Poly1305-AES using GMP and OpenSSL D. J. Bernstein
Authenticators and signatures
A state-of-the-art message-authentication code

Poly1305-AES using GMP and OpenSSL

poly1305aes_test is an implementation of Poly1305-AES that uses GMP for integer arithmetic and OpenSSL for AES. I recommend against using poly1305aes_test for anything other than tests; my main reason for publishing it is to help communicate the definition of Poly1305-AES.

Requirements: poly1305aes_test must be compiled with -lcrypto -lgmp. The system must have GMP 3 or later (for the mpz_tdiv_q_ui return value). The system must also have OpenSSL 0.9.7 or later (for AES_encrypt).

Here are the poly1305aes_test files:

Here are various tests:

test-constanttime.c checks, for various pairs of arrays, that constanttime_isequal produces nonzero exactly when memcmp produces zero. Expected output: None.
test-aes.c prints the output of aes_openssl for a standard selection of 400 inputs. Expected output: test-aes.out.
test-poly1305aes.c prints authenticators produced by poly1305aes_authenticate for every message length from 0 bytes through 1000 bytes. It also checks that poly1305aes_verify accepts the authenticators, and that poly1305aes_verify does not accept various modified versions of the authenticators. The keys, nonces, and messages are various functions of previous authenticators.

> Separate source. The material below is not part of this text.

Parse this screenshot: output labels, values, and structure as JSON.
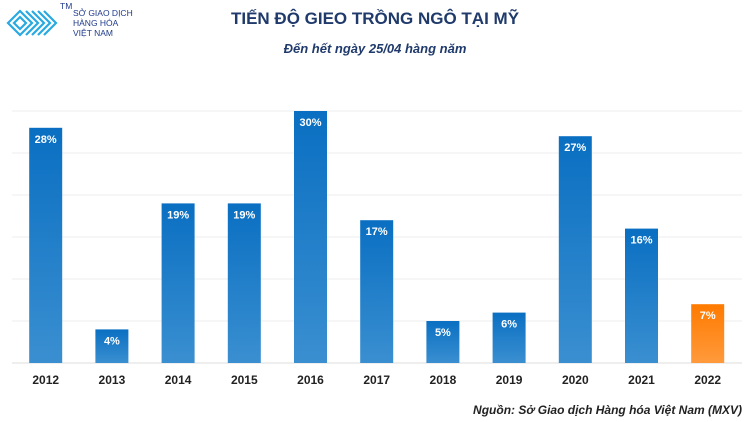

Expected first 10010 lines of output (10 loops): test-poly1305aes.out. MD5 checksum of first 123456 lines of output: 707212358360ae459bc0ef293a5354e8. MD5 checksum of first 1234567 lines of output: 3b2bc877e4e64efbfe39945ac102c768. MD5 checksum of first 12345678 lines of output: ef3831c8b2087ebf6844f2265e1da2c2. MD5 checksum of first 123456789 lines of output: 5e29ea7450475dc419a0f95afde0cfdc. MD5 checksum of complete output (1001000000 lines): 3ceb64843c00984c5c2b7897f499141b.

The most obvious difference between poly1305aes_test and a serious Poly1305-AES implementation such as poly1305aes_sparc is that a serious implementation is much faster. poly1305aes_test_verify takes about 140000 UltraSPARC-III cycles (or 150000 Pentium-M cycles) for a 1024-byte message, for example, and 14000 UltraSPARC-III cycles (or 11000 Pentium-M cycles) for a 16-byte message; poly1305aes_sparc_verify takes only about 5600 UltraSPARC-III cycles for a 1024-byte message and only about 850 UltraSPARC-III cycles for a 16-byte message.

A less obvious difference between poly1305aes_test and a serious Poly1305-AES implementation is that, inside poly1305aes_test, GMP allocates memory and will kill the program if it fails. It's hard to use GMP safely in a typical server that needs to keep running. The only memory allocated by a serious implementation is a small, constant, easily pre-provisioned amount of stack space.